Rote Mückenlarven sind ein hochwertiges Futter, das den meisten Fischen gut tut. Einiges gilt es indes zu beachten. Wir zeigen, was genau.

    • Rote Mückenlarven erreichen zwar eine Körperlänge von lediglich 1,5 Zentimetern, eignen sich als Lebendfutter trotzdem nicht so gut für die Fütterung von kleinen Fischen, wie zum Beispiel Guppy oder auch sehr jungen Kois. Der Grund: Wenn ein Fisch es nicht schafft, die Larve bereits in seinem Mund zu töten und sie lebendig schluckt, kann sie mit ihren Mundwerkzeugen die Darmwand der Fische beschädigen.
    • Schockgefrostete oder trockene Zuckmückenlarven sind dagegen ein hochwertiges und gut verwertbares Aufzuchtfutter.
    • Das Lebensfutter ist vor dem Verabreichen mit kühlem Wasser zu spülen, das Spülwasser ist zu entsorgen.
    • Frostfutter ist unbedingt zuvor aufzutauen.
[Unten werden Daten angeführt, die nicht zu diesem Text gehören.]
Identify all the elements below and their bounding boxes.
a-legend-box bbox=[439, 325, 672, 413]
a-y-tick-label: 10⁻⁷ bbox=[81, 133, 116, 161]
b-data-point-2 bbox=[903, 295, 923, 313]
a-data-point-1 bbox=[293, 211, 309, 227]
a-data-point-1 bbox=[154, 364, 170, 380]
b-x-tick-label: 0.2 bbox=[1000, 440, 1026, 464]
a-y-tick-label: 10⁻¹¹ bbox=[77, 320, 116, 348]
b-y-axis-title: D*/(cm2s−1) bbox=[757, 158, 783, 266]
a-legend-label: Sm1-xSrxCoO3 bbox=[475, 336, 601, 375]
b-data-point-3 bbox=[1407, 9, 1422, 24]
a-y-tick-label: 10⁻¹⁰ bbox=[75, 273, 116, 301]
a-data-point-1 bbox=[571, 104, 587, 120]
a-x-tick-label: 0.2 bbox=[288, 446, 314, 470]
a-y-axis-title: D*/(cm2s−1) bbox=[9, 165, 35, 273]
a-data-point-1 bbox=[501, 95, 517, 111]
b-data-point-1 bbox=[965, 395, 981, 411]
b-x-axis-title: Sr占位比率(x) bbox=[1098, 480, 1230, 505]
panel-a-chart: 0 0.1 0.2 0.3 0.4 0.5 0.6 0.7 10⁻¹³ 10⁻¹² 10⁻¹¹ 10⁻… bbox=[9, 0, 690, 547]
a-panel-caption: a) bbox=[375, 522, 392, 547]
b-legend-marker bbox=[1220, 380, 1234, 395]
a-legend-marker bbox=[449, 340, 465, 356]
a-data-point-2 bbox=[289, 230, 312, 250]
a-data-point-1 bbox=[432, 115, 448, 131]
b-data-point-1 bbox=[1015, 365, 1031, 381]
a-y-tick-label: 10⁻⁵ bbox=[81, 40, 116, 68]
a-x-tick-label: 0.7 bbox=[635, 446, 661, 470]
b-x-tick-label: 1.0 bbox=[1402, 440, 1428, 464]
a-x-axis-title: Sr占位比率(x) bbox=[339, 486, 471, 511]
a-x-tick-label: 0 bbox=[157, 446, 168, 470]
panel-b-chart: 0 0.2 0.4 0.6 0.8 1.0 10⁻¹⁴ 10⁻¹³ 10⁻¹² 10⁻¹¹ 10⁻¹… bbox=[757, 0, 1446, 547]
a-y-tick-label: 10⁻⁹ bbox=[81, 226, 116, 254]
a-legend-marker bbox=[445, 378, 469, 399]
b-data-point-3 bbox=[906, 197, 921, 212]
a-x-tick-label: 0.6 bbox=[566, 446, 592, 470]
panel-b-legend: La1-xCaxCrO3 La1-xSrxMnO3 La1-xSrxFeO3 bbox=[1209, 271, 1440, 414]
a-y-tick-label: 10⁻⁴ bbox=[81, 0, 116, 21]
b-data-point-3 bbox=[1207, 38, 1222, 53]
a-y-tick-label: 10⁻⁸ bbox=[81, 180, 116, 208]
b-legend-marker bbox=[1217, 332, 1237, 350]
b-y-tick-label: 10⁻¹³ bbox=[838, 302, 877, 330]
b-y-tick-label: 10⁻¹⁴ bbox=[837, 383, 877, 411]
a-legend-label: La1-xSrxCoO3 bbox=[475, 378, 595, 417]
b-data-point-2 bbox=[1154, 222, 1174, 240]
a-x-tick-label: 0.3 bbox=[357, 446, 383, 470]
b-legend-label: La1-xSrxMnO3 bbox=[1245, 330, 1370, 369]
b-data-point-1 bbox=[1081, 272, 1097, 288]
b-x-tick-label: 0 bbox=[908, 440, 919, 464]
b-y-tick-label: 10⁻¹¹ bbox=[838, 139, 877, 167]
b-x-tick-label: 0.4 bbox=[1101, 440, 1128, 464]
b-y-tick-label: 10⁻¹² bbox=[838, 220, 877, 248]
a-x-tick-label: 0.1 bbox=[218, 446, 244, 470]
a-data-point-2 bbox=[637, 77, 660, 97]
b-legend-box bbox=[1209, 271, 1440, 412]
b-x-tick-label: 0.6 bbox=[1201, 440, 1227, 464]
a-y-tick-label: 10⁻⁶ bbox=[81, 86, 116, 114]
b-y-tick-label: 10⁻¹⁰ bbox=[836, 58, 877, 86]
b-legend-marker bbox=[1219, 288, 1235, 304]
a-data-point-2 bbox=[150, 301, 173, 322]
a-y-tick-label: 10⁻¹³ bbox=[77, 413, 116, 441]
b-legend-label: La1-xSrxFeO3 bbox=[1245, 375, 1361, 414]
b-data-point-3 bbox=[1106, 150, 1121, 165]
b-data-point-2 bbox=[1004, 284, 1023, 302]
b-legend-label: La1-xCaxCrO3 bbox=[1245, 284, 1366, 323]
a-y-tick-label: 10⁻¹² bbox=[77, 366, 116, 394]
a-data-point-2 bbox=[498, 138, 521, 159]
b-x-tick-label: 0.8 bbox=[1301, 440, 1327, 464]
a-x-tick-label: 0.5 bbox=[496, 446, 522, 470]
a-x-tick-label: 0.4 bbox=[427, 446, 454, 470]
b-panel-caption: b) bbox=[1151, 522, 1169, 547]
Werden tiefgefrorene Blöcke ins Wasser gegeben, können die Fische sich an den scharfkantigen Stücken einer Tafel verletzen. Das auf -18 Grad herunter gekühlte Futter kann außerdem schwere Verletzungen des Verdauungstraktes verursachen. Tauwasser soll am liebsten nicht in den Teich oder ins Becken gelangen, denn es kann unter Umständen keimbelastet sein oder unerwünschte Nebenbewohner enthalten.
    • Aufgetaute Kleinlebewesen sind möglichst sofort zu verfüttern: Bereits nach einigen Minuten setzen sich Fäulnisprozesse ein. Je kleiner das einzelne Lebewesen, desto schneller. Auch in einer Tiefkühltruhe sind die Roten Mückenlarven nicht unbegrenzt haltbar, denn die Zersetzungsprozesse sind lediglich verlangsamt, aber nicht ausgesetzt.
    • Rote Mückenlarven sind ein Zusatzfutter, als Alleinfutter sind sie dagegen, da recht nährstoffreich, nicht zu empfehlen.
    • Bei Wassertemperaturen über 15 Grad können diese Kleinlebewesen einmal täglich verfüttert werden, wenn an diesem Tag sonst keine weiteren Futtertiere verabreicht werden.
    • Bei der Mengenbestimmmung ist etwas an Fingerspitzengefühl erforderlich. Es empfiehlt sich, soviel zu geben, was die Fische innerhalb von fünf Minuten fressen können.
    • Eine andere Methode, um die Futtermenge zu bestimmen: Das Gesamtgewicht der Fische im Teich oder Becken zu schätzen und pro Kilogramm Lebensgewicht am Tag etwa 50 Gramm Futter verabreichen. Wird zum Beispiel dreimal täglich gefüttert, davon einmal mit den Roten Mückenlarven, reichen pro Kilogramm Fische 15-20 Gramm Larven. Es werden dabei nur die Tierchen selbst, nicht das Wasser gewogen.

Fazit
Mit den Roten Mückenlarven liegt ein wertvolles und schmackhaftes Futter für so gut wie alle omnivoren Fische vor. Dieses Futter fördert das Wachstum, sorgt für schöne Farben und hält die Darmflora gesund. Das Lebensfutter animiert die Fische sich mehr zu bewegen und stimuliert ihren natürlichen Jagdinstinkt. Rote Mückenlarven aus dem Zoohandel sind bedenkenlos zu verfüttern, die Qualität wird sorgfältig kontrolliert, so dass dieses Futter keim- und schadstofffrei ist.